Pakistan is plagued by chronic electricity shortages that have led to mass demonstrations and battered the PPP-led government.

The gas supply in Pakistan, currently 71 million cubic meters per day, is expected to increase by 50% in the next five years. However, much of this increase would be met through an increase in domestic gas production. Gas production in Pakistan is expected to increase substantially as new fields like Sawan, Zamzama and Bhit come on stream. However, the longer-term projections would justify significant imports of gas by Pakistan. Pakistan is running out of options. Nonetheless, Iran-Pakistan pipeline project promised a ray of hope for the energy-starved country.

In the wake of Holbrooke’s warning that such a move could hit Pakistani companies involved in the Iran-Pakistan gas pipeline project, what other options are available with the US to help its strategic partner.

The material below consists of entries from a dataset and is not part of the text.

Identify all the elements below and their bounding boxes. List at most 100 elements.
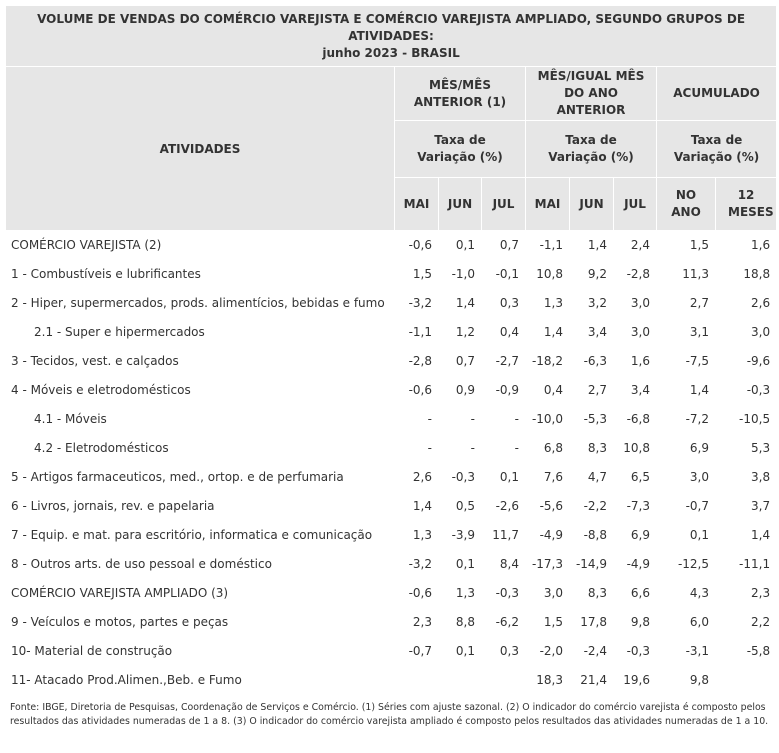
row-value: -17,3 bbox=[525, 549, 570, 579]
table-row: 4 - Móveis e eletrodomésticos -0,6 0,9 -0,9… bbox=[5, 375, 778, 405]
header-month-jun-2: JUN bbox=[569, 177, 614, 231]
row-value: 0,5 bbox=[438, 491, 482, 521]
row-label: 7 - Equip. e mat. para escritório, infor… bbox=[5, 520, 395, 550]
row-value: -2,4 bbox=[569, 636, 614, 666]
row-value: 6,9 bbox=[656, 433, 716, 463]
row-value: 1,5 bbox=[394, 259, 439, 289]
row-value: 8,4 bbox=[481, 549, 526, 579]
row-value: 11,3 bbox=[656, 259, 716, 289]
row-value: 10,8 bbox=[613, 433, 657, 463]
row-value: 0,7 bbox=[481, 230, 526, 260]
row-label: 8 - Outros arts. de uso pessoal e domést… bbox=[5, 549, 395, 579]
header-taxa-3: Taxa de Variação (%) bbox=[655, 120, 778, 178]
row-value: 3,7 bbox=[714, 491, 778, 521]
row-value: -1,1 bbox=[525, 230, 570, 260]
row-value: -7,5 bbox=[656, 346, 716, 376]
row-value: 0,3 bbox=[481, 288, 526, 318]
row-value: -0,7 bbox=[394, 636, 439, 666]
row-value: 6,8 bbox=[525, 433, 570, 463]
row-value: 8,8 bbox=[438, 607, 482, 637]
row-value: 4,3 bbox=[656, 578, 716, 608]
table-title: VOLUME DE VENDAS DO COMÉRCIO VAREJISTA E… bbox=[4, 5, 778, 67]
row-value bbox=[481, 665, 526, 695]
row-label: COMÉRCIO VAREJISTA AMPLIADO (3) bbox=[5, 578, 395, 608]
row-value: -3,1 bbox=[656, 636, 716, 666]
row-value: 3,4 bbox=[569, 317, 614, 347]
row-value: 0,1 bbox=[438, 636, 482, 666]
row-label: 2.1 - Super e hipermercados bbox=[5, 317, 395, 347]
row-value: 3,2 bbox=[569, 288, 614, 318]
row-value: - bbox=[481, 433, 526, 463]
row-label: 6 - Livros, jornais, rev. e papelaria bbox=[5, 491, 395, 521]
row-value: -1,0 bbox=[438, 259, 482, 289]
row-value: -12,5 bbox=[656, 549, 716, 579]
row-value: -4,9 bbox=[613, 549, 657, 579]
row-value: 6,0 bbox=[656, 607, 716, 637]
row-value: -6,8 bbox=[613, 404, 657, 434]
header-month-jul-2: JUL bbox=[613, 177, 657, 231]
row-value: 2,6 bbox=[714, 288, 778, 318]
row-value: 3,0 bbox=[613, 317, 657, 347]
row-value: -0,7 bbox=[656, 491, 716, 521]
row-value: 8,3 bbox=[569, 433, 614, 463]
row-value: -6,3 bbox=[569, 346, 614, 376]
table-row: COMÉRCIO VAREJISTA (2) -0,6 0,1 0,7 -1,1 1,4 2… bbox=[5, 230, 778, 260]
table-title-line2: junho 2023 - BRASIL bbox=[322, 45, 460, 60]
table-row: 9 - Veículos e motos, partes e peças 2,3 8… bbox=[5, 607, 778, 637]
row-value: 6,6 bbox=[613, 578, 657, 608]
row-value: 1,2 bbox=[438, 317, 482, 347]
row-value: 0,3 bbox=[481, 636, 526, 666]
row-value: 1,5 bbox=[656, 230, 716, 260]
row-value: 3,8 bbox=[714, 462, 778, 492]
header-taxa-2: Taxa de Variação (%) bbox=[525, 120, 657, 178]
row-value: 2,4 bbox=[613, 230, 657, 260]
row-value: 0,4 bbox=[525, 375, 570, 405]
row-value: 7,6 bbox=[525, 462, 570, 492]
row-value: 18,8 bbox=[714, 259, 778, 289]
row-value: 0,1 bbox=[481, 462, 526, 492]
table-row: 7 - Equip. e mat. para escritório, infor… bbox=[5, 520, 778, 550]
row-value: 9,2 bbox=[569, 259, 614, 289]
row-value: -2,7 bbox=[481, 346, 526, 376]
row-value: 5,3 bbox=[714, 433, 778, 463]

The Rand Corporation’s proposal of considering a criteria-based nuclear deal to Pakistan tied to access to AQ Khan, greater visibility into Pakistan’s programme, submission to safeguards, a strategic decision to abandon militancy as a tool of foreign and domestic policy, and empirically verifiable metrics in eliminating militant groups operating in and from Pakistan, may not be acceptable to Pakistan. Pakistan would like to have a civilian nuclear agreement akin to the US-India civilian nuclear deal initiated in 2005, for meeting its growing energy needs. Pakistan’s energy needs are so pressing that less costly and time-consuming means to generate electricity deserve to be given priority.

Another option may be that the US should increase US-Pakistani trade cooperation and promote Pakistani infrastructure growth and economic development on issues from energy to the reconstruction of Opportunity Zones (ROZs). The crux of the matter is that political, economic and democratic forces are potentially capable of reversing the Talibanisation trend in the tribal areas.

If America insists on our true cooperation, then they should also be helping us in fighting terrorism on all vital fronts -- be it military or financial or development aspects. That’s what is expected from a real-time strategic partner. Pakistan is in a dire need of energy.

It will be in the supreme national interest of the country to help materialise the Iran-Pakistan gas pipeline project. Understanding Pakistan’s energy requirements and needs, the British Foreign Secretary William Hague clarified that Britain would not interfere in the sovereign decision of Pakistan on the IP gas pipeline project.

It is hoped that the Obama administration would overlook the Iran-Libya Sanctions Act and persuade International Finanical Institutions (IFIs) to release funds for the proposed Iran-Pakistan gas line project so crucial for its survival or address the energy crisis by offering an unconditional civilian nuclear agreement to Pakistan.